(São Paulo, May 22, 2020) – Human Rights Watch reaffirmed today its finding that fines for illegal logging in the Amazon have been effectively suspended since October 2019 under a Bolsonaro administration decree. That finding is based on information the Environment Ministry provided to Human Rights Watch, and was published by Human Rights Watch on May 20, 2020.
The Environment Ministry disputed the finding, but did not dispute that the ministry itself provided the information on which the finding is based nor explain how Human Rights Watch could have presented the information inaccurately.
“Instead of disputing the facts that the Environment Ministry itself provided, the government should address the problem and ensure that the criminal networks destroying the rainforest for profit pay for the harm they are causing,” said Maria Laura Canineu, Brazil director at Human Rights Watch. “They won’t be deterred by fines they don’t have to pay.”
The Environment Ministry information showed that since October, due to new procedures the ministry put in place, people or companies linked to illegal logging, mining, and other environmental crimes have been required to pay fines in no more than five cases. Human Rights Watch corroborated the failures of the administrative proceedings in interviews with federal agents.

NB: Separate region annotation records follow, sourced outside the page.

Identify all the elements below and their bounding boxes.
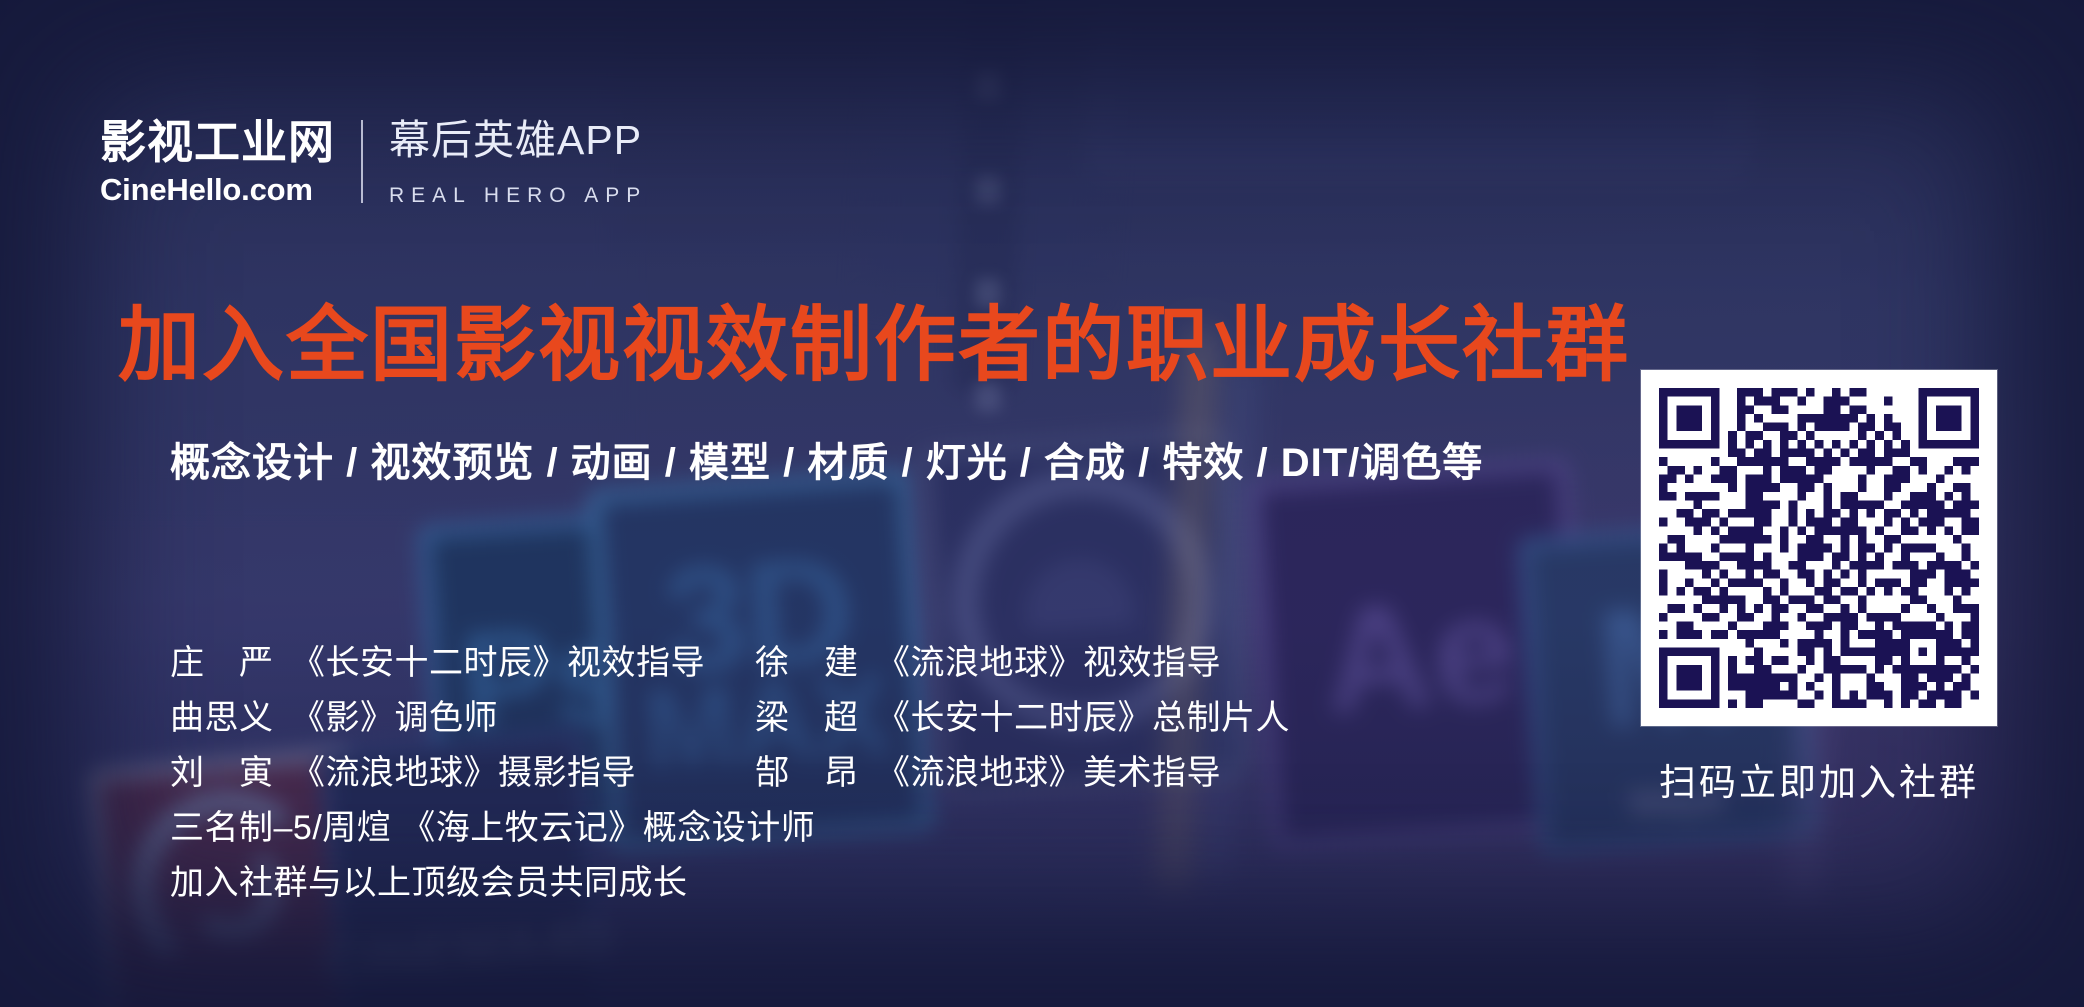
qr-caption: 扫码立即加入社群	[1641, 752, 1997, 806]
qr-block[interactable]: 扫码立即加入社群	[1641, 370, 1997, 806]
credit-row: 刘 寅 《流浪地球》摄影指导 郜 昂 《流浪地球》美术指导	[170, 745, 1315, 800]
credit-row: 曲思义 《影》调色师 梁 超 《长安十二时辰》总制片人	[170, 690, 1315, 745]
credit-left: 庄 严 《长安十二时辰》视效指导	[170, 646, 755, 680]
credit-right: 郜 昂 《流浪地球》美术指导	[755, 756, 1315, 790]
logo-brand-block: 影视工业网 CineHello.com	[100, 118, 361, 207]
credit-row: 三名制–5/周煊 《海上牧云记》概念设计师	[170, 800, 1315, 855]
tagline: 加入社群与以上顶级会员共同成长	[170, 866, 688, 900]
qr-card[interactable]	[1641, 370, 1997, 726]
logo-brand-cn: 影视工业网	[100, 118, 335, 168]
logo-app-en: REAL HERO APP	[389, 184, 647, 207]
credit-left: 刘 寅 《流浪地球》摄影指导	[170, 756, 755, 790]
site-logo[interactable]: 影视工业网 CineHello.com 幕后英雄APP REAL HERO AP…	[100, 118, 647, 207]
credit-right: 梁 超 《长安十二时辰》总制片人	[755, 701, 1315, 735]
banner-content: 影视工业网 CineHello.com 幕后英雄APP REAL HERO AP…	[0, 0, 2084, 1007]
headline: 加入全国影视视效制作者的职业成长社群	[118, 305, 1630, 387]
credit-right: 徐 建 《流浪地球》视效指导	[755, 646, 1315, 680]
credit-left: 三名制–5/周煊 《海上牧云记》概念设计师	[170, 811, 815, 845]
credit-left: 曲思义 《影》调色师	[170, 701, 755, 735]
logo-app-cn: 幕后英雄APP	[389, 118, 647, 163]
credit-row: 庄 严 《长安十二时辰》视效指导 徐 建 《流浪地球》视效指导	[170, 635, 1315, 690]
promo-banner: Ps 3D MAX Ae M Maya CINEMA4D	[0, 0, 2084, 1007]
logo-brand-en: CineHello.com	[100, 173, 335, 207]
logo-app-block: 幕后英雄APP REAL HERO APP	[363, 118, 647, 207]
subtitle-disciplines: 概念设计 / 视效预览 / 动画 / 模型 / 材质 / 灯光 / 合成 / 特…	[170, 443, 1483, 483]
qr-code-icon[interactable]	[1659, 388, 1979, 708]
credits-list: 庄 严 《长安十二时辰》视效指导 徐 建 《流浪地球》视效指导 曲思义 《影》调…	[170, 635, 1315, 855]
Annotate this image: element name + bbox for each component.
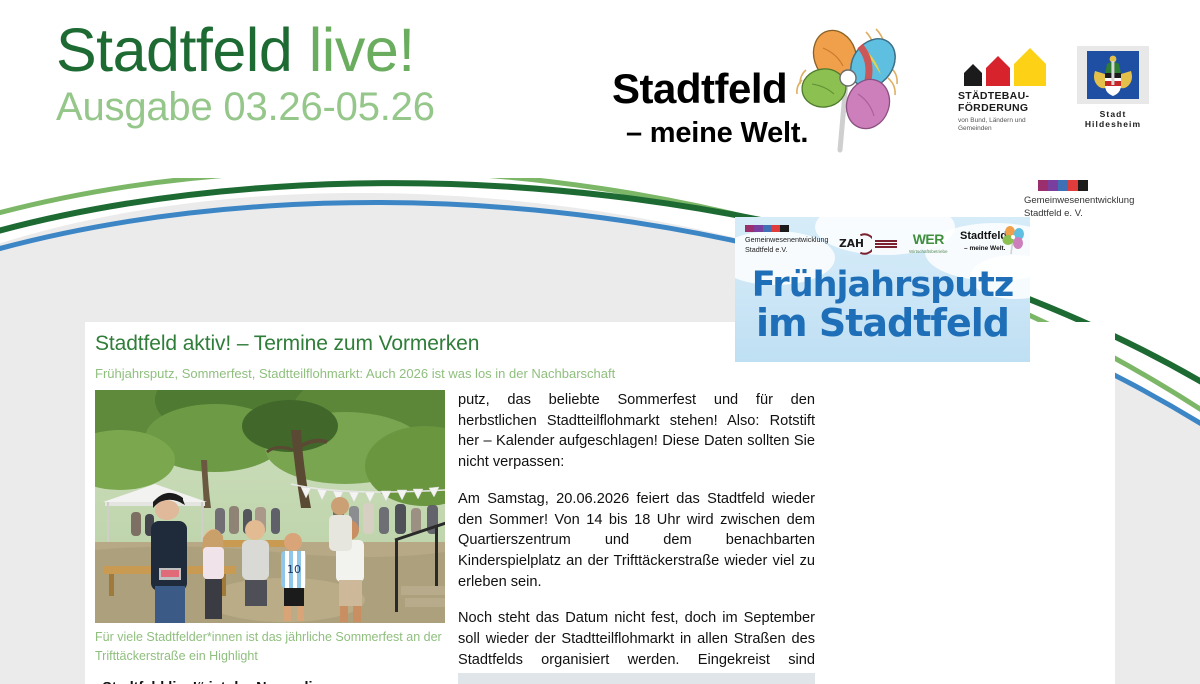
poster-title-line2: im Stadtfeld	[735, 305, 1030, 342]
poster-gwe-line1: Gemeinwesenentwicklung	[745, 235, 829, 245]
zah-logo: ZAH	[839, 225, 897, 255]
masthead: Stadtfeld live! Ausgabe 03.26-05.26	[56, 20, 435, 127]
stadtfeld-logo-text: Stadtfeld – meine Welt.	[612, 68, 808, 148]
staedtebau-subline: von Bund, Ländern und Gemeinden	[958, 117, 1050, 133]
article-paragraph-1: putz, das beliebte Sommerfest und für de…	[458, 390, 815, 473]
wer-sub: Wirtschaftsbetriebe	[907, 249, 951, 254]
article-header: Stadtfeld aktiv! – Termine zum Vormerken…	[95, 332, 795, 381]
pinwheel-balloons-icon	[790, 26, 900, 156]
wer-logo: WER Wirtschaftsbetriebe	[907, 225, 951, 254]
three-houses-icon	[958, 48, 1050, 86]
fruehjahrsputz-poster[interactable]: Gemeinwesenentwicklung Stadtfeld e.V. ZA…	[735, 217, 1030, 362]
house-red	[986, 56, 1010, 86]
gwe-line1: Gemeinwesenentwicklung	[1024, 195, 1184, 208]
left-column-continuation: „Stadtfeld live!“ ist der Name dieser St…	[95, 678, 447, 684]
color-bars-icon	[1038, 180, 1088, 191]
second-photo-partial	[458, 673, 815, 684]
poster-gwe-text: Gemeinwesenentwicklung Stadtfeld e.V.	[745, 235, 829, 254]
summer-festival-photo: 10	[95, 390, 445, 623]
stadt-hildesheim-logo: Stadt Hildesheim	[1071, 46, 1155, 129]
house-yellow	[1014, 48, 1046, 86]
house-black	[964, 64, 982, 86]
zah-lines-icon	[875, 240, 897, 248]
masthead-title-light: live!	[309, 16, 415, 84]
article-card: Stadtfeld aktiv! – Termine zum Vormerken…	[85, 322, 1115, 684]
hildesheim-caption: Stadt Hildesheim	[1071, 109, 1155, 129]
poster-title: Frühjahrsputz im Stadtfeld	[735, 269, 1030, 342]
gwe-text: Gemeinwesenentwicklung Stadtfeld e. V.	[1024, 195, 1184, 221]
gwe-line2: Stadtfeld e. V.	[1024, 208, 1184, 221]
hildesheim-frame	[1077, 46, 1149, 104]
page-header: Stadtfeld live! Ausgabe 03.26-05.26 Stad…	[0, 0, 1200, 178]
zah-mark-icon: ZAH	[839, 233, 872, 255]
poster-title-line1: Frühjahrsputz	[735, 269, 1030, 303]
stadtfeld-logo-line1: Stadtfeld	[612, 68, 808, 110]
color-bars-icon	[745, 225, 789, 232]
article-body-column: putz, das beliebte Sommerfest und für de…	[458, 390, 815, 684]
coat-of-arms-icon	[1087, 51, 1139, 99]
poster-partner-logos: Gemeinwesenentwicklung Stadtfeld e.V. ZA…	[745, 225, 1022, 255]
stadtfeld-logo-line2: – meine Welt.	[612, 119, 808, 148]
svg-text:ZAH: ZAH	[839, 237, 864, 250]
masthead-subtitle: Ausgabe 03.26-05.26	[56, 87, 435, 127]
gemeinwesenentwicklung-logo: Gemeinwesenentwicklung Stadtfeld e. V.	[1024, 180, 1184, 221]
staedtebau-line2: FÖRDERUNG	[958, 102, 1050, 114]
pinwheel-balloons-icon	[1000, 225, 1026, 255]
masthead-title: Stadtfeld live!	[56, 20, 435, 81]
poster-gwe-logo: Gemeinwesenentwicklung Stadtfeld e.V.	[745, 225, 829, 254]
svg-text:10: 10	[287, 563, 301, 576]
article-kicker: Frühjahrsputz, Sommerfest, Stadtteilfloh…	[95, 366, 795, 381]
staedtebaufoerderung-logo: STÄDTEBAU- FÖRDERUNG von Bund, Ländern u…	[958, 48, 1050, 134]
stadtfeld-meine-welt-logo: Stadtfeld – meine Welt.	[612, 58, 902, 168]
poster-stadtfeld-logo: Stadtfeld – meine Welt.	[960, 225, 1022, 252]
page-title: Stadtfeld aktiv! – Termine zum Vormerken	[95, 332, 795, 356]
staedtebau-title: STÄDTEBAU- FÖRDERUNG	[958, 90, 1050, 114]
newsletter-page: Stadtfeld live! Ausgabe 03.26-05.26 Stad…	[0, 0, 1200, 684]
photo-caption: Für viele Stadtfelder*innen ist das jähr…	[95, 628, 447, 666]
wer-mark: WER	[907, 231, 951, 247]
poster-gwe-line2: Stadtfeld e.V.	[745, 245, 829, 255]
staedtebau-line1: STÄDTEBAU-	[958, 90, 1050, 102]
masthead-title-dark: Stadtfeld	[56, 16, 292, 84]
article-paragraph-2: Am Samstag, 20.06.2026 feiert das Stadtf…	[458, 489, 815, 593]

An April 2019 decree by president Jair Bolsonaro established that after October 8, environmental fines would be reviewed at “conciliation hearings.” A commission can offer discounts or eliminate the fine altogether. The decree suspended all deadlines to pay those fines until a conciliation hearing could be held.
On December 16, Human Rights Watch filed a request before the Brazilian Institute of the Environment and Renewable Natural Resources (IBAMA), Brazil’s main environmental law enforcement agency and part of the Environment Ministry, under the Access to Information Law asking how many conciliation hearings had been held.
On January 6, 2020, the coordinator of investigations of environmental infractions at IBAMA responded that there had not been any hearings.
On April 28, IBAMA’s media office responded in writing to a Human Rights Watch request for updated information. It said that only five conciliation hearings had been held by that date, and that due to the coronavirus health emergency, all additional hearings had been suspended.
Human Rights Watch also interviewed two IBAMA field agents, an IBAMA official involved in processing fines, and two former IBAMA officials. They corroborated the official information provided by IBAMA and the Human Rights Watch conclusion about the failures in the conciliation hearings system.
IBAMA agents continue to issue fines for illegal deforestation and other environmental infringements in the Amazon and elsewhere in Brazil. Yet, because conciliation hearings are not occurring, people and companies that receive those fines do not have an obligation to pay them.
Meanwhile, real time alerts from Brazil’s Space Agency, INPE, show that deforestation in the Amazon region may have increased 53 percent between October and April, compared with the same period a year before.